I really don’t understand the hype over raspberry Pi.
It’s an overrated, overhyped little computer. Like ok it’s small I guess but why is it the default that everyone wants to build something new on? Because it’s cheap? Whatever happened to buy once, cry once? Why not just build an actual powerful rig? For your NAS? For your firewalls? For security cameras? For your local AI agents?
In the category of SBC's, it's pretty much the only one that has good software support, not outdated images made with a bunch of kernel patches for a specific kernel version.
This is certainly the reputation but I'm not sure they deserve it. They've always had the horrible closed-source bootloader with threadx running on the gpu, without a free alternative. At least up to pi4 they weren't bad at linux mainlining, but progress on upstreaming pi5 support has been glacial.

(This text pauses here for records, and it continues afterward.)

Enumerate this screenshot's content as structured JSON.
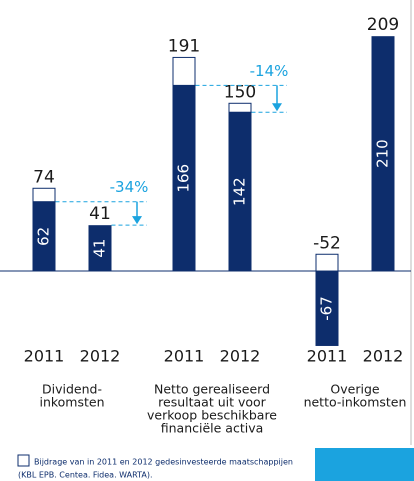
{
  "chart_data": {
    "type": "bar",
    "groups": [
      {
        "label": [
          "Dividend-",
          "inkomsten"
        ],
        "years": [
          "2011",
          "2012"
        ],
        "totals": [
          74,
          41
        ],
        "values": [
          62,
          41
        ],
        "change": "-34%"
      },
      {
        "label": [
          "Netto gerealiseerd",
          "resultaat uit voor",
          "verkoop beschikbare",
          "financiële activa"
        ],
        "years": [
          "2011",
          "2012"
        ],
        "totals": [
          191,
          150
        ],
        "values": [
          166,
          142
        ],
        "change": "-14%"
      },
      {
        "label": [
          "Overige",
          "netto-inkomsten"
        ],
        "years": [
          "2011",
          "2012"
        ],
        "totals": [
          -52,
          209
        ],
        "values": [
          -67,
          210
        ]
      }
    ],
    "color": "#0d2d6c",
    "accent": "#1ba3df",
    "ylim": [
      -80,
      220
    ],
    "legend": [
      "Bijdrage van in 2011 en 2012 gedesinvesteerde maatschappijen",
      "(KBL EPB. Centea. Fidea. WARTA)."
    ]
  }
}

Cf. the various Beagle boards which have mainline linux and u-boot support right from release, together with real open hardware right down to board layouts you can customise. And when you come to manufacture something more than just a dev board, you can actually get the SoC from your normal distributor and drop it on your board - unlike the strange Broadcom SoCs rpi use.
I'm quite a lot more positive about rp2040 and rp2350, where they've at least partially broken free of that Broadcom ball-and-chain.

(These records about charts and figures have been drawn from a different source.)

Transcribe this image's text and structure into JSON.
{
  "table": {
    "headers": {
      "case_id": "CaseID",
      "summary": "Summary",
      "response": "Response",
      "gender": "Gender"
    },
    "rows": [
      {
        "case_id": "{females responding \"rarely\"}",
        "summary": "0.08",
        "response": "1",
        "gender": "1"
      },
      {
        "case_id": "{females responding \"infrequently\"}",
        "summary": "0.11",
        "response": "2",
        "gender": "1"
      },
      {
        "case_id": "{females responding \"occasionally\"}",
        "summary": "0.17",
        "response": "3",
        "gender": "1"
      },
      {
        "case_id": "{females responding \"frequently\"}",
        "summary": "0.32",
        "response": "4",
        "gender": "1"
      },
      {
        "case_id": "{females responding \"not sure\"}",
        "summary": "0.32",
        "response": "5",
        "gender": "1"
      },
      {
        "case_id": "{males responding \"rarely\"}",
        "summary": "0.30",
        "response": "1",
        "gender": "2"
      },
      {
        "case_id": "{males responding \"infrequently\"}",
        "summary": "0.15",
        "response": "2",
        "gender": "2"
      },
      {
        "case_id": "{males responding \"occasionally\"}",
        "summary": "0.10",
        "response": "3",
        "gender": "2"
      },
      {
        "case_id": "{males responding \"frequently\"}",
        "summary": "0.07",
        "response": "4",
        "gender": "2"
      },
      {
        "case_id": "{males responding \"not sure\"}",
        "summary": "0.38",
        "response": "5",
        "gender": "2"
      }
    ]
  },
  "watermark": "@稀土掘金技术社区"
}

I know for many who run SBCs (RK3588, Pi, etc.), very little is 1-2W idle, which is almost nothing (and doesn't even need a heatsink if you can stand some throttling from time to time).
Most of the Intel Mini PCs (which are about the same price, with a little more performance) idle at 4-6W, or more.
It’s an overrated, overhyped little computer. Like ok it’s small I guess but why is it the default that everyone wants to build something new on? Because it’s cheap? Whatever happened to buy once, cry once? Why not just build an actual powerful rig? For your NAS? For your firewalls? For security cameras? For your local AI agents?